The versatility and durability of Trumeter’s products mean that they have been used to solve problems for a plethora of industries and applications. Any job that requires the use of heavy machinery or complex electrical equipment is likely to require the use of some form of process meter to ensure the equipment is working efficiently and within safe parameters.
One such application is the quarrying and manufacture of aggregates for use in the construction industry. These materials include asphalt, cement, concrete blocks, roofing tiles, paving and kerbs and are used throughout the world in infrastructure, commercial, industrial and domestic construction as well as sports and leisure.
There are many quarries throughout the UK, and Trumeter has been able to solve a problem in the processing of raw materials for a number of these quarries. Processing the raw materials requires very powerful machinery to clean, crush and sort the various types of aggregates required. The machinery and conveyor belts are driven by electric motors and in a move to become more energy efficient, many quarries are replacing their old standard motors with variable speed drives (VSDs).
It is important that operators are able to monitor how hard the motors are working, to avoid damage to equipment and personnel and to reduce downtime. Traditionally a simple analogue meter could be installed with a current transformer onto a motor supply to measure current, and the operators could use the meter to keep an eye on things and make speed and process adjustments where necessary.
VSDs work differently as it is not possible to achieve an accurate current measurement in this way.

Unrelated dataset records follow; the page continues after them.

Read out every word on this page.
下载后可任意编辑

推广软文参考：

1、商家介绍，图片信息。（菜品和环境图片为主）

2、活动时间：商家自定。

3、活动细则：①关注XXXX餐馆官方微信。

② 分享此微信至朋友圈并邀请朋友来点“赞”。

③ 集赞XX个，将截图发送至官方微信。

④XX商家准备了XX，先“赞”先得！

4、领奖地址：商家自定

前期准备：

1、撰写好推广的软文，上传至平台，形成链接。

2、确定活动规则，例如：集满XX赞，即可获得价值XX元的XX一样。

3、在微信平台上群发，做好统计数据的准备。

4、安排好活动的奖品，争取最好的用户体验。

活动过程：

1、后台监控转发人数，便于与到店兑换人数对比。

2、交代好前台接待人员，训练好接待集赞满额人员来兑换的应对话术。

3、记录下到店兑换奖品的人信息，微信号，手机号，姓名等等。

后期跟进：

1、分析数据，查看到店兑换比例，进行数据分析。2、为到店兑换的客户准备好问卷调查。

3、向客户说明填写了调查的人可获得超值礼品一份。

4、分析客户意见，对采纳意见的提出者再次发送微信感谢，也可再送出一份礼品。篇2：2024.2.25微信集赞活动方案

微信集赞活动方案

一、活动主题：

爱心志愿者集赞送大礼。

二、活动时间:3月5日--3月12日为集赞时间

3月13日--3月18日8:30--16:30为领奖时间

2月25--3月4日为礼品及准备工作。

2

Trumeter is able to offer a solution in the form of the APM Process Meter. By configuring a VSD to output a linear signal proportional to its motor current, and scaling this within the APM it is possible show the true current reading on the display and bar graph. In addition, the APM dynamic backlighting can be configured to change the normal display from bright green, to a flashing red if a current reaches a critical level, alerting operators to problems as soon as they occur.